Con este grupo de alumnos, concebimos el viaje como una oportunidad para aprender, pero también para ganar en autonomía personal. Había alumnos que no se habían desenvuelto nunca por sí mismos en una ciudad grande, y menos en el extranjero, así que todos los días comenzábamos con la misma rutina. Quedábamos en el vestíbulo del hotel y explicábamos brevemente el plan de la jornada. Acto seguido, pasaba a dos personas la guía (esa que un imbécil extravió), cogíamos el plano, les daba algunas explicaciones y les pedía que nos llevasen en metro al lugar desde el que iniciaríamos nuestro recorrido. Todos los días trazábamos un camino que pudiésemos realizar andando, que es la mejor forma de disfrutar de una ciudad. Y esas dos personas nos conducían hasta la estación de metro, nos señalaban las bifurcaciones y los transbordos hasta llegar a nuestro destino.
Ese día, tocaba Nôtre Dame. Nunca he llevado a nadie a conocer la catedral de París para que la contemple desde la explanada en la que se ven de frente las torres. Creo que fue un error urbanístico abrir ese espacio tan grande, que priva al monumento gótico de su necesaria verticalidad. Por eso, ese día, como siempre, bajamos del metro en una estación en la que se llega a Nôtre Dame por un lateral. Y siempre me callo el descubrimiento hasta que el visitante nuevo, que no sabe que la tiene justo al lado, alza la vista y contempla la maravilla. No ven la catedral, sino que la descubren.

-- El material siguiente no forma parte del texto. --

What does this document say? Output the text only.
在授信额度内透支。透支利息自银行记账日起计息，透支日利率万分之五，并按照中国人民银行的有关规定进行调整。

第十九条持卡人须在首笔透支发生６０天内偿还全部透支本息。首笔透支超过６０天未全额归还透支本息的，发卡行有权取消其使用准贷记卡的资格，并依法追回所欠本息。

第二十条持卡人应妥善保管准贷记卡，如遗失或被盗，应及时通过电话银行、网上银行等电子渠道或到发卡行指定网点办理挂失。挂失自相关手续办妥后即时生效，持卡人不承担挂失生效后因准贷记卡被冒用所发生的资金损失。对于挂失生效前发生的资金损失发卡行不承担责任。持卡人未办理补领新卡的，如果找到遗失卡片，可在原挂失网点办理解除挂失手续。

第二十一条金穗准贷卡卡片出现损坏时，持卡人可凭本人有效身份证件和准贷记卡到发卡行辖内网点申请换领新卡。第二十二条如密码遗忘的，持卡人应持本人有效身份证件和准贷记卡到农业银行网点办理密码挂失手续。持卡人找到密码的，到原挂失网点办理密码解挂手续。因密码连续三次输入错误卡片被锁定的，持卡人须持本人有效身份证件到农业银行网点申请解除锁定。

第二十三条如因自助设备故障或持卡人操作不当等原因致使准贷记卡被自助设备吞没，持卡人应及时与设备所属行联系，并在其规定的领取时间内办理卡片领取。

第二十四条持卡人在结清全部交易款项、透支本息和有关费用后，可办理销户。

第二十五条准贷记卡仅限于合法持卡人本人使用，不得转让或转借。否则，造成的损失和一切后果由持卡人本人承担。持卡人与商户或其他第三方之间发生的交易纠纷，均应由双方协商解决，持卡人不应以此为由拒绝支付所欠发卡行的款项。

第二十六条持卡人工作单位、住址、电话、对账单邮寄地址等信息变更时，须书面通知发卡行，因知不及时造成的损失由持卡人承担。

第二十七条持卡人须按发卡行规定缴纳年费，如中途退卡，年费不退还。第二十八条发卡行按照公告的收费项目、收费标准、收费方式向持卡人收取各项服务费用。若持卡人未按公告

Esta ocasión la visita a la catedral era diferente. Como se trataba de un grupo numeroso, madrugamos para poder subir a las torres pronto y no esperar mucho en las largas colas de ascenso al paraíso. Al poco tiempo, se presentó un inconveniente. Esmeralda, una de las alumnas, decía que no subía. «Que no, que no subo allí arriba, que tengo vértigo. Que me dan miedo las alturas. Que no subo». Esmeralda era una chica extraordinaria, siempre con una sonrisa amable en la boca, llena de dulzura. Pero el terror a las alturas la ofuscaba. Estuvimos un buen rato parados fuera de la cola intentando aportar razones, pero hay poco que hacer cuando las razones se chocan con un miedo visceral.
En mi fuero interno, contemplé seriamente la posibilidad de quedarme con ella dando una vuelta por las horizontalidades mientras sus compañeros disfrutaban de las verticalidades, pero una de sus amigas se acercó a Esmeralda, apretó su mano y dijo: «¿Confías en nosotras? Cierra los ojos mientras subimos las escaleras». Esmeralda, tras pensárselo una y dos y tres veces, aceptó de forma tímida y timorata. Escoltada por sus dos compañeras a las que estrechaba las manos con nerviosismo extremo, fue ascendiendo por las escaleras. Yo iba detrás. El camino fue largo, con muchas paradas en escalones que hicieron de campo base en ese ascenso. Esmeralda lloraba y sonreía nerviosa, pero avanzaba gracias a las palabras de ánimo de sus amigas. Cada tropiezo era un centímetro ganado al miedo.
Llegamos al último tramo de la escalera, la llevamos hacia el lugar perfecto. Esmeralda todavía estaba alterada, pero se empezó a calmar. Su amiga Florence le dijo: «Ahora abre los ojos». Y así fue como Esmeralda, gracias a sus amigas, estuvo, por primera vez, más cerca del cielo, con París a sus pies.
Esta entrada pertenece a la serie Historias de alumnos. Para salvaguardar las identidades, los nombres no son los reales y puede que se cambien algunas circunstancias contextuales, si ello es necesario para no revelar el secreto profesional. También es conveniente recordar que, como puede suponerse, las historias se cuentan aquí de una manera resumida y que, en la vida real, tuvieron muchos más matices. La imagen pertenece a mi galería de Flickr.